Tx isn't a specific instrument but a concept which can be realized in many ways. MGI sees it as a custom solution which will be optimized for each customer. It operates in a standard laboratory environment; no need for a clean room or extra sophisticated control of ambient temperature. MGI has had a smaller unit in operation long enough to generate 10 petabasepairs of data.
Rade Drmanac explained all of this to me in the MGI Lanai Suite, his eyes flashing. He's clearly proud of what three years of effort has produced and loves to share all the small details: how the DNA nanoball preparations have 100 million per microliter, that its nearly impossible to overload the wafer because of the repulsion between nanoballs and how that enables high loading with low concentration libraries. How the upstream library prep quickly compresses multiple samples to a single tube, making processing simple.
Overall it's a radical approach to scaling up sequencing to reduce the cost per datapoint.
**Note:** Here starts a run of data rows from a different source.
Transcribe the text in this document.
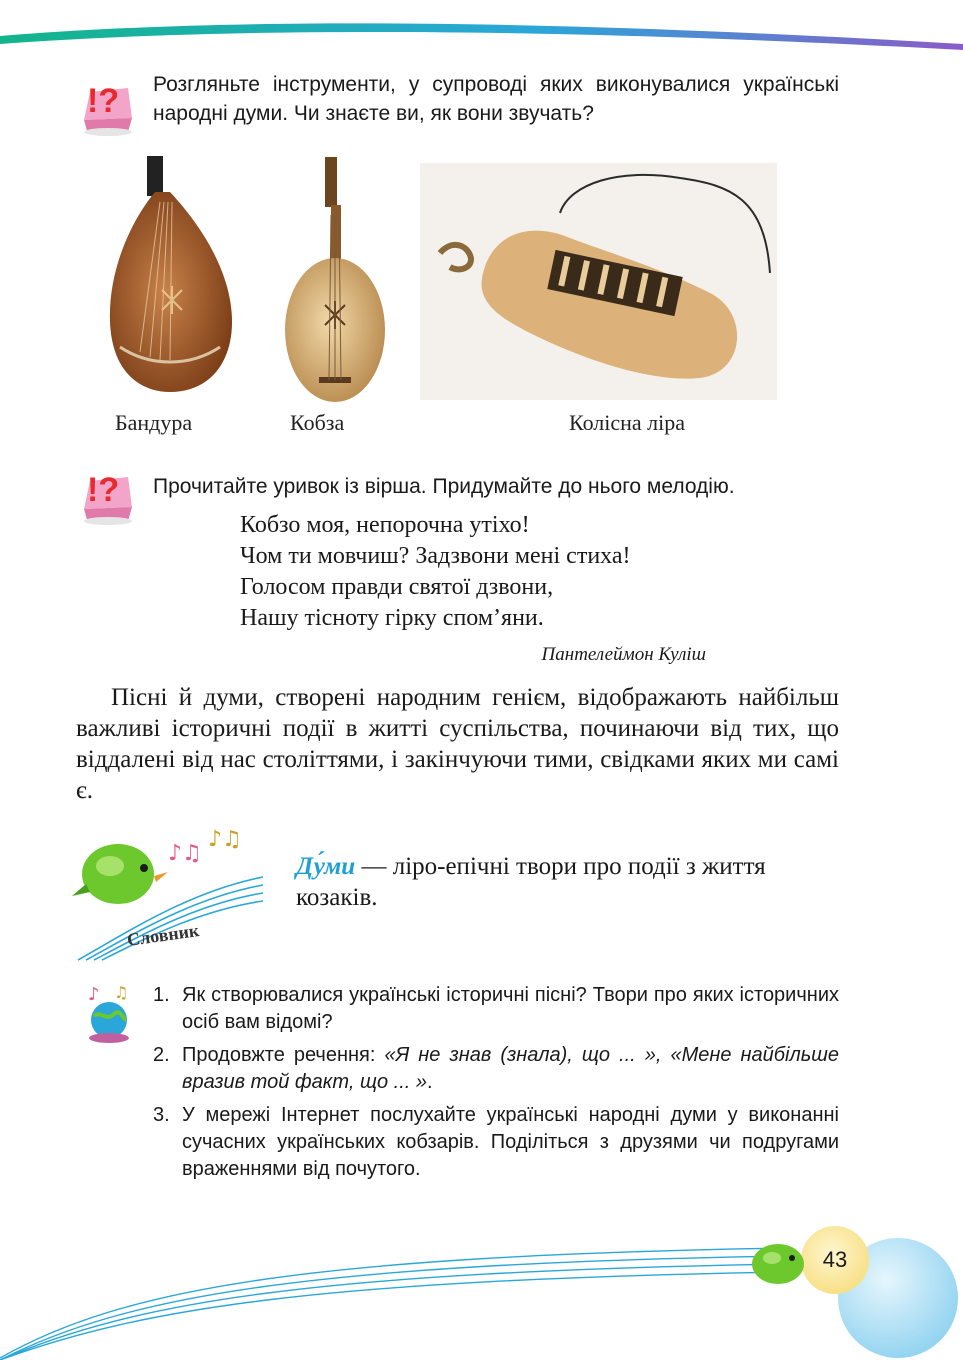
!? Розгляньте інструменти, у супроводі яких виконувалися українські народні думи. Чи знаєте ви, як вони звучать?
Бандура	Кобза	Колісна ліра
!? Прочитайте уривок із вірша. Придумайте до нього мелодію.
Кобзо моя, непорочна утіхо!
Чом ти мовчиш? Задзвони мені стиха!
Голосом правди святої дзвони,
Нашу тісноту гірку спом’яни.
Пантелеймон Куліш
Пісні й думи, створені народним генієм, відображають найбільш важливі історичні події в житті суспільства, починаючи від тих, що віддалені від нас століттями, і закінчуючи тими, свідками яких ми самі є.
♪♫
♪♫
Словник
Ду́ми — ліро-епічні твори про події з життя козаків.
♪ ♫ 1. Як створювалися українські історичні пісні? Твори про яких історичних осіб вам відомі?
2. Продовжте речення: «Я не знав (знала), що ... », «Мене найбільше вразив той факт, що ... ».
3. У мережі Інтернет послухайте українські народні думи у виконанні сучасних українських кобзарів. Поділіться з друзями чи подругами враженнями від почутого.
43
Drmanac's team isn't done; he thinks they can probably go even denser, perhaps using smaller nanoballs. But will anyone else try to copy this? The trend has been for sequencers to be ever more integrated, smaller and cheaper; this isn't part of that trend. There's also the question of how big is the market for machines that can generate 40+ terabases per week at a clip of $140K per week or $7M a year .
So maybe Tx won't be the vanguard of a new generation of sequencer design -- too strange, too far-out, too outside the mainstream of design. But it's certainly fun to watch both the instrument run and how the rest of the sequencing industry responds to this radical rethink of how to execute the cyclic chemistry and optical imaging which dominates the genomics world.